その答えは、米国民の政治やエスタブリッシュメント(支配階級)に対する不信に求めることができるでしょう。
下は超党派の調査機関、ピュー・リサーチセンターがまとめた、米国政府に対する国民の信頼感のグラフです。ここでは「信頼している」と答えた回答者のパーセントから「信頼していない」という数字を引き算した結果を示しています。

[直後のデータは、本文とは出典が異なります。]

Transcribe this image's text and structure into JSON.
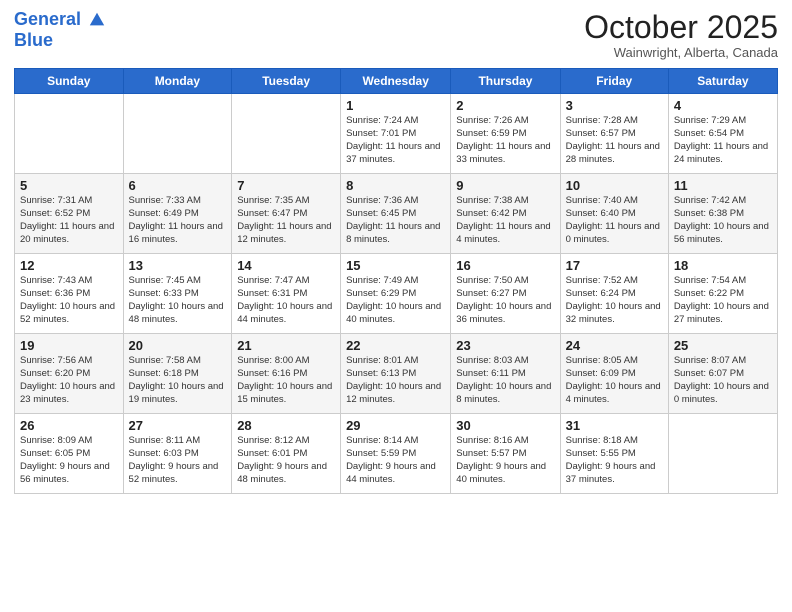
{
  "header": {
    "logo_line1": "General",
    "logo_line2": "Blue",
    "month": "October 2025",
    "location": "Wainwright, Alberta, Canada"
  },
  "weekdays": [
    "Sunday",
    "Monday",
    "Tuesday",
    "Wednesday",
    "Thursday",
    "Friday",
    "Saturday"
  ],
  "weeks": [
    [
      {
        "day": "",
        "info": ""
      },
      {
        "day": "",
        "info": ""
      },
      {
        "day": "",
        "info": ""
      },
      {
        "day": "1",
        "info": "Sunrise: 7:24 AM\nSunset: 7:01 PM\nDaylight: 11 hours\nand 37 minutes."
      },
      {
        "day": "2",
        "info": "Sunrise: 7:26 AM\nSunset: 6:59 PM\nDaylight: 11 hours\nand 33 minutes."
      },
      {
        "day": "3",
        "info": "Sunrise: 7:28 AM\nSunset: 6:57 PM\nDaylight: 11 hours\nand 28 minutes."
      },
      {
        "day": "4",
        "info": "Sunrise: 7:29 AM\nSunset: 6:54 PM\nDaylight: 11 hours\nand 24 minutes."
      }
    ],
    [
      {
        "day": "5",
        "info": "Sunrise: 7:31 AM\nSunset: 6:52 PM\nDaylight: 11 hours\nand 20 minutes."
      },
      {
        "day": "6",
        "info": "Sunrise: 7:33 AM\nSunset: 6:49 PM\nDaylight: 11 hours\nand 16 minutes."
      },
      {
        "day": "7",
        "info": "Sunrise: 7:35 AM\nSunset: 6:47 PM\nDaylight: 11 hours\nand 12 minutes."
      },
      {
        "day": "8",
        "info": "Sunrise: 7:36 AM\nSunset: 6:45 PM\nDaylight: 11 hours\nand 8 minutes."
      },
      {
        "day": "9",
        "info": "Sunrise: 7:38 AM\nSunset: 6:42 PM\nDaylight: 11 hours\nand 4 minutes."
      },
      {
        "day": "10",
        "info": "Sunrise: 7:40 AM\nSunset: 6:40 PM\nDaylight: 11 hours\nand 0 minutes."
      },
      {
        "day": "11",
        "info": "Sunrise: 7:42 AM\nSunset: 6:38 PM\nDaylight: 10 hours\nand 56 minutes."
      }
    ],
    [
      {
        "day": "12",
        "info": "Sunrise: 7:43 AM\nSunset: 6:36 PM\nDaylight: 10 hours\nand 52 minutes."
      },
      {
        "day": "13",
        "info": "Sunrise: 7:45 AM\nSunset: 6:33 PM\nDaylight: 10 hours\nand 48 minutes."
      },
      {
        "day": "14",
        "info": "Sunrise: 7:47 AM\nSunset: 6:31 PM\nDaylight: 10 hours\nand 44 minutes."
      },
      {
        "day": "15",
        "info": "Sunrise: 7:49 AM\nSunset: 6:29 PM\nDaylight: 10 hours\nand 40 minutes."
      },
      {
        "day": "16",
        "info": "Sunrise: 7:50 AM\nSunset: 6:27 PM\nDaylight: 10 hours\nand 36 minutes."
      },
      {
        "day": "17",
        "info": "Sunrise: 7:52 AM\nSunset: 6:24 PM\nDaylight: 10 hours\nand 32 minutes."
      },
      {
        "day": "18",
        "info": "Sunrise: 7:54 AM\nSunset: 6:22 PM\nDaylight: 10 hours\nand 27 minutes."
      }
    ],
    [
      {
        "day": "19",
        "info": "Sunrise: 7:56 AM\nSunset: 6:20 PM\nDaylight: 10 hours\nand 23 minutes."
      },
      {
        "day": "20",
        "info": "Sunrise: 7:58 AM\nSunset: 6:18 PM\nDaylight: 10 hours\nand 19 minutes."
      },
      {
        "day": "21",
        "info": "Sunrise: 8:00 AM\nSunset: 6:16 PM\nDaylight: 10 hours\nand 15 minutes."
      },
      {
        "day": "22",
        "info": "Sunrise: 8:01 AM\nSunset: 6:13 PM\nDaylight: 10 hours\nand 12 minutes."
      },
      {
        "day": "23",
        "info": "Sunrise: 8:03 AM\nSunset: 6:11 PM\nDaylight: 10 hours\nand 8 minutes."
      },
      {
        "day": "24",
        "info": "Sunrise: 8:05 AM\nSunset: 6:09 PM\nDaylight: 10 hours\nand 4 minutes."
      },
      {
        "day": "25",
        "info": "Sunrise: 8:07 AM\nSunset: 6:07 PM\nDaylight: 10 hours\nand 0 minutes."
      }
    ],
    [
      {
        "day": "26",
        "info": "Sunrise: 8:09 AM\nSunset: 6:05 PM\nDaylight: 9 hours\nand 56 minutes."
      },
      {
        "day": "27",
        "info": "Sunrise: 8:11 AM\nSunset: 6:03 PM\nDaylight: 9 hours\nand 52 minutes."
      },
      {
        "day": "28",
        "info": "Sunrise: 8:12 AM\nSunset: 6:01 PM\nDaylight: 9 hours\nand 48 minutes."
      },
      {
        "day": "29",
        "info": "Sunrise: 8:14 AM\nSunset: 5:59 PM\nDaylight: 9 hours\nand 44 minutes."
      },
      {
        "day": "30",
        "info": "Sunrise: 8:16 AM\nSunset: 5:57 PM\nDaylight: 9 hours\nand 40 minutes."
      },
      {
        "day": "31",
        "info": "Sunrise: 8:18 AM\nSunset: 5:55 PM\nDaylight: 9 hours\nand 37 minutes."
      },
      {
        "day": "",
        "info": ""
      }
    ]
  ]
}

これを見ると、米国政府に対する国民の信頼は、過去最低にかなり近いことがわかります。
■FRBは米国民から嫌われている!
もうひとつ、我々投資家が心に止めておかねばならないことは、アメリカの中央銀行であるFRB(米連邦準備制度理事会)に対する国民の支持は、とても低いということでしょう。
【略号の説明】
CDC 米国疾病予防管理センター
FBI 連邦捜査局
NASA アメリカ航空宇宙局
CIA 中央情報局
FDA 米国食品医薬品局
EPA 環境保護庁
FRB 連邦準備制度理事会
IRS 内国歳入庁
トランプは「FRBに対する米国民の支持は低い」ということをよくわきまえているので、「自分が大統領になったら、イエレン議長は再任させない」ということを明言しています。
また、クリントンもさすがにFRBの改革に関して何もアイデアがないと思われるのはまずいので、「私が大統領になったら、投資銀行出身者が連邦準備制度理事や地区連銀総裁になることを禁じる」ということを打ち出しています。するとニューヨーク連銀総裁のウイリアム・ダドリーやスタンレー・フィッシャーFRB副議長は、クビになるリスクがあるということです。
■ヒラリー勝利→リスクオンの株高→円安とは単純にいかない
さて、最後のポイントですが、クリントンは増税を提唱し、トランプは減税を提唱しています。
特にクリントンの公約は富裕層にとってかなりの増税を意味しており、過去の経験では増税の気運が高まる、と株式市場はそれを嫌気することが多かったです。
だから、「クリントン勝利→リスクオンの株高→円安」というふうに単純に考えない方が良いと思います。